Get rid of every wolf that would be a GREAT management plan!!

Todd S. - posted 2 months ago on 03-26-2020 05:54:07 pm

@Kristen In your article you said that the herd has gone from 25,000 to 2,000 over the past 25 years, do you mean the Lolo herd specifically?

Marc M. - posted 2 months ago on 03-20-2020 11:00:04 am

How about a common sense conservation principle? 25 years ago the herd numbered 25000. Presently there are 2000.
25 years ago Canadian gray wolves were introduced to the lower 48. Duh? I think the Canadian gray wolves destroyed the population. There have always been lions, bears and habitat loss issues. The main reason for the loss of the elk population is the wolf. I get so tired of agencies and scientific idiots not just saying it! The wolves killed them period. Keep killing the wolves and some more lions, I would rather hunt elk and deer than hear the howl of a wolf.

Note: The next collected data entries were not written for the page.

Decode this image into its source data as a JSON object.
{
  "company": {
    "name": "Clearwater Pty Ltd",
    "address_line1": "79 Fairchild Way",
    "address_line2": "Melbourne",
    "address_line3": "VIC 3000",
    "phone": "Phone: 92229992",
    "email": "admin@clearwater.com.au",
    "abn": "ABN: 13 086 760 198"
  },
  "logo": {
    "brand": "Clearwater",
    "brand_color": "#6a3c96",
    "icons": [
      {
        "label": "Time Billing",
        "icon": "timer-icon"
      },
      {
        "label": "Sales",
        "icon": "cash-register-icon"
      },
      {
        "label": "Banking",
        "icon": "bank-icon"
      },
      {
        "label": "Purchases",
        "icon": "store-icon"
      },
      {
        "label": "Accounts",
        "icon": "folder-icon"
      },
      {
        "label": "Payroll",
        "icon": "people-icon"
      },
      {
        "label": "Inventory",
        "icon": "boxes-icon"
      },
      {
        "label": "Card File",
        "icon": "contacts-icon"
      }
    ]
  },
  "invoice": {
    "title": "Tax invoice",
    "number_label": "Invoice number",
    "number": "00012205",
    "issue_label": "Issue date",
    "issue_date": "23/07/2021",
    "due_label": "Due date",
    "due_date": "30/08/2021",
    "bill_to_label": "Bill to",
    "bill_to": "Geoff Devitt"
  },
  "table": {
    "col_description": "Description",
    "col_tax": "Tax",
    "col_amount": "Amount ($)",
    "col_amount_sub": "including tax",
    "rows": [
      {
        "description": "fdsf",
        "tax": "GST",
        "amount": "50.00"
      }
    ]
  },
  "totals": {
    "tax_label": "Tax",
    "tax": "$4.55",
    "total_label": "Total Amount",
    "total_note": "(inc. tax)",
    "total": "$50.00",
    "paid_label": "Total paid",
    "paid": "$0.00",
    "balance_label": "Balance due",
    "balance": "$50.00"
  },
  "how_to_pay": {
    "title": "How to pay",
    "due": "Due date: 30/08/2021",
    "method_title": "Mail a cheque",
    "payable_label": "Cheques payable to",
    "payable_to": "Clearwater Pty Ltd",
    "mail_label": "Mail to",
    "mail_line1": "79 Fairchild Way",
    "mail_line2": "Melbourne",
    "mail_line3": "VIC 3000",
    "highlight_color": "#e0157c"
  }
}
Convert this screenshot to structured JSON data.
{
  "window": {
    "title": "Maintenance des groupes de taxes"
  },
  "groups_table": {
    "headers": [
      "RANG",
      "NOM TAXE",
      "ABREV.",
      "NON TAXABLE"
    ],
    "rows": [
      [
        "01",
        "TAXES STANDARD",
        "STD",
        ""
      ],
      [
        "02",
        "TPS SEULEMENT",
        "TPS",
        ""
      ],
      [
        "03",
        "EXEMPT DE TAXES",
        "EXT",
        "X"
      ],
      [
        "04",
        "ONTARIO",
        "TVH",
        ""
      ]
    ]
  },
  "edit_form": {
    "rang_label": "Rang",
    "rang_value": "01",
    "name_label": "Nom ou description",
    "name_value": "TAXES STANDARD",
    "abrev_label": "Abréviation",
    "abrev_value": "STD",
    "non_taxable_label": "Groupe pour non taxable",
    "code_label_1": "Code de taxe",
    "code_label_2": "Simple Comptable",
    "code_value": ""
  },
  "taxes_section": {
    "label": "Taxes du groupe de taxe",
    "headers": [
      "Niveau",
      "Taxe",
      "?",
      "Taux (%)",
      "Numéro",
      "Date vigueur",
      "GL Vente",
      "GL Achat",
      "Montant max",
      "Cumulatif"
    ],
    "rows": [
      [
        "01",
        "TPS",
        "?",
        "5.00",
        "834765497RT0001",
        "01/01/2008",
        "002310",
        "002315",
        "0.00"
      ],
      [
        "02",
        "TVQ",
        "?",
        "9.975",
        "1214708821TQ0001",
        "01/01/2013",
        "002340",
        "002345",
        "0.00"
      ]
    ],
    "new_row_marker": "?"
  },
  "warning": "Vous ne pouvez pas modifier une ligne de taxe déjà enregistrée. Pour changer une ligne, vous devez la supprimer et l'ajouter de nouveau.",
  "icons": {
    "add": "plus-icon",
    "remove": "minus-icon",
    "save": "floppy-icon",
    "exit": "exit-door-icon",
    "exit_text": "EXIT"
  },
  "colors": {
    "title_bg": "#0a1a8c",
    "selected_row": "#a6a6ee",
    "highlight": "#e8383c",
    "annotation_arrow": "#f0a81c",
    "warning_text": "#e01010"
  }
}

Gary H. - posted 2 months ago on 03-20-2020 08:40:48 am

Wonder what they are doing with the hides.

bryce c. - posted 2 months ago on 03-19-2020 08:21:47 pm

No shit...

rick b. - posted 2 months ago on 03-19-2020 04:05:50 pm

scientific principle. there are scientifically proven way less elk killed by these scientifically proven wolves who are scientifically not the same wolf sub species that used to live in the american rockies. scientifically they should be hunting moose and caribou in higher latitudes so scientifically they should be removed

Marc M. - posted 2 months ago on 03-19-2020 12:58:28 pm

Wolves just suck. I don't care who kills them, so called professionals or bums. Hope they all get the wolf covid-19.

Paul R. - posted 2 months ago on 03-19-2020 11:14:30 am

It's an important conservation principle that wild animals are manage through scientific data and not emotion. Through operating on scientific data animals have been brought back to numbers that the environment can sustain. Let the people who are professionals do this work. They are trained, educated, and do an outstanding job in conservation of our wild animals and the environment.